Amnestie in Algerien

An die Arbeit

Algerien ist dabei, in eine neue Periode seiner konfliktreichen jüngeren Geschichte einzutreten. Der vom algerischen Ministerrat angenommene Entwurf für ein Amnestiegesetz sieht Straffreiheit für die Angehörigen islamistischer Terrorgruppen vor.
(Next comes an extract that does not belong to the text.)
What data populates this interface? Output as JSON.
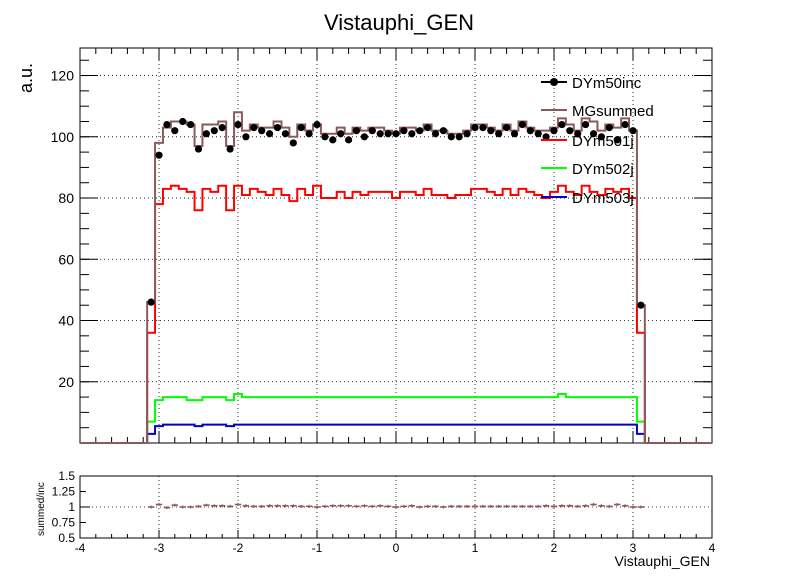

Ausgenommen sind jene, die Sprengstoffanschläge auf öffentliche Plätze, "kollektive Massaker", Morde oder Vergewaltigungen begangen haben.

Doch gibt es keine Ausnahme ohne Ausnahme: Nicht verfolgt wird, wer einer Gruppe angehört, die - so der Gesetzentwurf - von den Behörden "zugelassen wurde, um im Rahmen des Staates an der Bekämpfung des Terrrorismus teilzunehmen". Genau dies aber scheint zwischen dem Staat und der AIS, dem bewaffneten Arm der Fundamentalistenpartei FIS, vereinbart worden zu sein.

Das Ganze nennt sich Projekt der "nationalen Aussöhnung" und soll, wie Präsident Bouteflika am vorletzten Wochenende ankündigte, durch ein Referendum abgesichert werden. Sofern das Plebiszit in ähnlich fairer und demokratischer Form verlaufen wird wie die jüngste Präsidentschaftswahl, kennt man das Ergebnis freilich schon im voraus.

Oberflächlich betrachtet, könnte man die Offerten des Staatsapparats als einen Beitrag zum Abbau des enormen Gewaltpotentials in Algerien begrüßen. Viele der Angehörigen der fundamentalistischen Terrorgruppen sind junge Männer oder Jugendliche aus den Siedlungen der Landflüchtlinge und der Banlieue von Algier. Die meisten wurden geprägt durch Elend und autoritär-patriarchale Familienstrukturen. Eine Mischung aus Mangel an sozialen Perspektiven und fehlenden alternativen Lösungansätzen ließ sie in die Reihen der "Gotteskrieger" übergehen.

Manche der Desperados Allahs ließen sich möglicherweise um so leichter von der reaktionären Utopie des Islamismus - die den "wahren Söhnen" Allahs Rettung verspricht, wenn die Ungläubigen und die "Verräter an ihrer Identität" bezahlen müssen - abbringen. Denn diese Phrasen haben sich schon längst als blutige Illusionen erwiesen.

Begleitet von sozial-psychologischer Behandlung, ließen sich manche der jungen "Gotteskrieger" langfristig wohl in die Gesellschaft eingliedern - wenn diese ihnen etwas zu bieten hätte. Doch darum geht es in den Plänen Bouteflikas nicht. Diese setzen nicht auf eine individuelle Eingliederung jener, die ihre schwarze Utopie aufgegeben haben, sondern auf organisierte und strukturierte Gruppen, deren Disziplinierungsmacht dem Staat nützlich sein soll. Vieles spricht dafür, daß die jüngsten Schritte von Präsident Bouteflika mit den Spitzen des FIS und seines bewaffneten Arms bis ins Detail ausgehandelt wurden.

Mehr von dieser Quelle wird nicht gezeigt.